Für Klient*Innen wird in der Regel eine Psychotherapie nur dann von den Krankenkassen bezahlt, wenn sich Psychotherapeut*Innen an bestimmte Vorgaben halten. Dazu zählt unter anderen zu Beginn jeder Psychotherapie eine diagnostische Abklärung; also eine Diagnose, die am Anfang einer Therapie gestellt werden muss. Je nach Disziplin wird die Diagnosestellung allerdings mehr oder weniger kritisch betrachtet. Während z.B. in Kliniken (in denen oft verhaltenstherapeutisch gearbeitet wird) die Behandlung streng nach bestimmten Störungsbildern (und somit Diagnosen) ausgerichtet ist, versuchen niedergelassene Psychotherapeut*Innen („niedergelassen“ bedeutet in einer eigenen Praxis mit einem Kassensitz) so weit wie möglich die Behandlung an individuellen Gegebenheiten zu orientieren und weniger „pauschal“ an bestimmten Diagnosen.
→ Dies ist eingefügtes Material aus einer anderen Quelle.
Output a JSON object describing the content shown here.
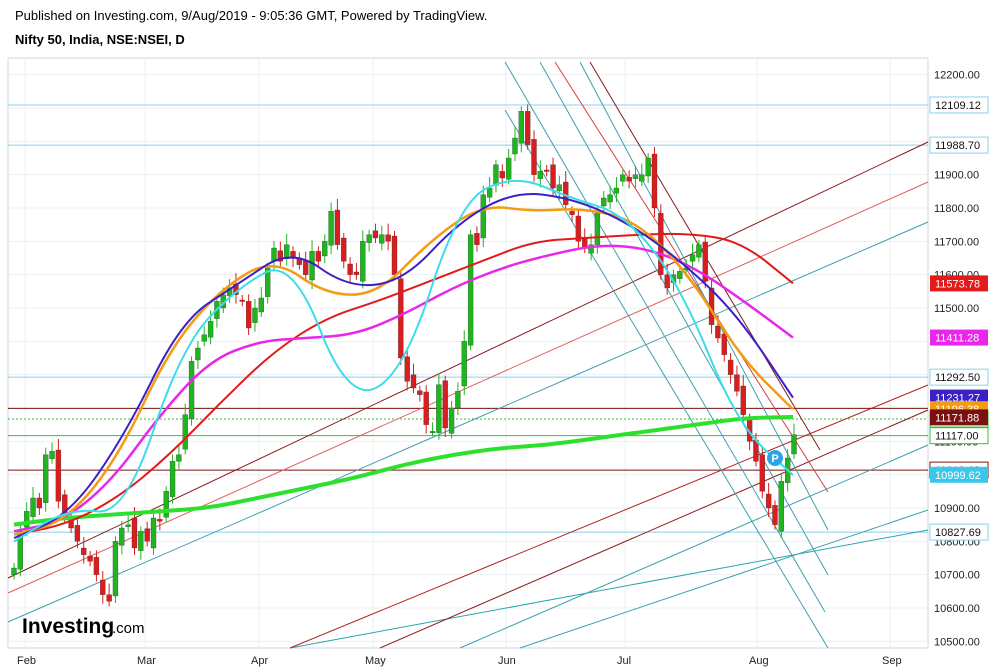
{
  "header": {
    "published": "Published on Investing.com, 9/Aug/2019 - 9:05:36 GMT, Powered by TradingView.",
    "symbol": "Nifty 50, India, NSE:NSEI, D"
  },
  "brand": {
    "name": "Investing",
    "suffix": ".com"
  },
  "chart_data": {
    "type": "candlestick",
    "title": "Nifty 50, India, NSE:NSEI, D",
    "x_labels": [
      "Feb",
      "Mar",
      "Apr",
      "May",
      "Jun",
      "Jul",
      "Aug",
      "Sep"
    ],
    "y_ticks": [
      10500,
      10600,
      10700,
      10800,
      10900,
      11000,
      11100,
      11200,
      11300,
      11400,
      11500,
      11600,
      11700,
      11800,
      11900,
      12000,
      12100,
      12200
    ],
    "y_tick_labels": [
      "10500.00",
      "10600.00",
      "10700.00",
      "10800.00",
      "10900.00",
      "11000.00",
      "11100.00",
      "11200.00",
      "11300.00",
      "11400.00",
      "11500.00",
      "11600.00",
      "11700.00",
      "11800.00",
      "11900.00",
      "12000.00",
      "12100.00",
      "12200.00"
    ],
    "ylim": [
      10480,
      12250
    ],
    "up_color": "#1fb51f",
    "down_color": "#d81e1e",
    "closes_approx": [
      10720,
      10830,
      10890,
      10930,
      10900,
      11060,
      11070,
      10920,
      10880,
      10840,
      10800,
      10760,
      10740,
      10700,
      10640,
      10620,
      10800,
      10840,
      10850,
      10780,
      10830,
      10800,
      10870,
      10860,
      10950,
      11040,
      11060,
      11180,
      11340,
      11380,
      11420,
      11460,
      11520,
      11540,
      11560,
      11540,
      11520,
      11440,
      11500,
      11530,
      11620,
      11680,
      11640,
      11690,
      11650,
      11630,
      11600,
      11670,
      11640,
      11700,
      11790,
      11690,
      11640,
      11600,
      11600,
      11700,
      11720,
      11710,
      11720,
      11700,
      11600,
      11350,
      11280,
      11260,
      11240,
      11150,
      11130,
      11270,
      11140,
      11200,
      11250,
      11400,
      11720,
      11690,
      11840,
      11860,
      11930,
      11890,
      11950,
      12010,
      12090,
      11990,
      11900,
      11910,
      11910,
      11860,
      11870,
      11810,
      11780,
      11700,
      11680,
      11690,
      11790,
      11830,
      11840,
      11860,
      11900,
      11880,
      11900,
      11900,
      11950,
      11800,
      11600,
      11560,
      11600,
      11610,
      11620,
      11660,
      11690,
      11580,
      11450,
      11410,
      11360,
      11300,
      11250,
      11180,
      11100,
      11040,
      10950,
      10900,
      10850,
      10980,
      11050,
      11120
    ],
    "annotations": {
      "horizontal_levels": [
        {
          "value": 12109.12,
          "label": "12109.12",
          "color": "#8ad0e8",
          "label_bg": "#ffffff",
          "label_fg": "#111111",
          "label_border": "#8ad0e8"
        },
        {
          "value": 11988.7,
          "label": "11988.70",
          "color": "#8ad0e8",
          "label_bg": "#ffffff",
          "label_fg": "#111111",
          "label_border": "#8ad0e8"
        },
        {
          "value": 11292.5,
          "label": "11292.50",
          "color": "#8ad0e8",
          "label_bg": "#ffffff",
          "label_fg": "#111111",
          "label_border": "#8ad0e8"
        },
        {
          "value": 11199.0,
          "label": "",
          "color": "#7a1010",
          "label_bg": "",
          "label_fg": "",
          "label_border": ""
        },
        {
          "value": 11166.94,
          "label": "11166.94",
          "color": "#2fc42f",
          "label_bg": "#ffffff",
          "label_fg": "#111111",
          "label_border": "#2fc42f",
          "dashed": true
        },
        {
          "value": 11117.0,
          "label": "11117.00",
          "color": "#2fc42f",
          "label_bg": "#ffffff",
          "label_fg": "#111111",
          "label_border": "#2fc42f"
        },
        {
          "value": 11013.63,
          "label": "11013.63",
          "color": "#7a1010",
          "label_bg": "#ffffff",
          "label_fg": "#111111",
          "label_border": "#7a1010"
        },
        {
          "value": 10827.69,
          "label": "10827.69",
          "color": "#8ad0e8",
          "label_bg": "#ffffff",
          "label_fg": "#111111",
          "label_border": "#8ad0e8"
        }
      ],
      "price_tags": [
        {
          "value": 11573.78,
          "label": "11573.78",
          "bg": "#e31a1a"
        },
        {
          "value": 11411.28,
          "label": "11411.28",
          "bg": "#ea26ea"
        },
        {
          "value": 11231.27,
          "label": "11231.27",
          "bg": "#3b20c8"
        },
        {
          "value": 11196.38,
          "label": "11196.38",
          "bg": "#f39c12"
        },
        {
          "value": 11171.88,
          "label": "11171.88",
          "bg": "#7a1010"
        },
        {
          "value": 10999.62,
          "label": "10999.62",
          "bg": "#3cc7ea"
        }
      ],
      "marker_label": "P"
    },
    "series": [
      {
        "label": "line-ema-green",
        "color": "#2ee02e",
        "values_approx": [
          10850,
          10870,
          10880,
          10890,
          10900,
          10930,
          10960,
          10990,
          11030,
          11060,
          11080,
          11090,
          11110,
          11130,
          11150,
          11170,
          11173
        ]
      },
      {
        "label": "line-ma-red",
        "color": "#e31a1a",
        "values_approx": [
          10820,
          10850,
          10930,
          11060,
          11220,
          11370,
          11470,
          11520,
          11580,
          11640,
          11700,
          11710,
          11720,
          11724,
          11700,
          11574
        ]
      },
      {
        "label": "line-ma-magenta",
        "color": "#ea26ea",
        "values_approx": [
          10830,
          10860,
          10980,
          11180,
          11340,
          11400,
          11410,
          11420,
          11480,
          11560,
          11620,
          11660,
          11690,
          11680,
          11620,
          11520,
          11411
        ]
      },
      {
        "label": "line-ma-orange",
        "color": "#f39c12",
        "values_approx": [
          10820,
          10860,
          11050,
          11380,
          11560,
          11650,
          11540,
          11540,
          11700,
          11810,
          11790,
          11800,
          11760,
          11600,
          11350,
          11196
        ]
      },
      {
        "label": "line-ma-purple",
        "color": "#3b20c8",
        "values_approx": [
          10810,
          10880,
          11120,
          11460,
          11570,
          11680,
          11560,
          11580,
          11760,
          11850,
          11830,
          11760,
          11640,
          11480,
          11231
        ]
      },
      {
        "label": "line-ma-cyan",
        "color": "#3cdcec",
        "values_approx": [
          10800,
          10900,
          10880,
          11380,
          11560,
          11650,
          11220,
          11300,
          11820,
          11900,
          11830,
          11780,
          11560,
          11150,
          10999
        ]
      }
    ]
  }
}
Es ist von bestimmten Verbänden in Deutschland jedoch verpflichtend vorgegeben, zu Beginn jeder von den Krankenkassen bezahlten Psychotherapie eine Diagnose zu stellen und dann nach den sogenannten „Leitlinien“ zu arbeiten. Diese Leitlinien geben die Behandlung von Patienten mit einer bestimmten Diagnose detailliert vor. 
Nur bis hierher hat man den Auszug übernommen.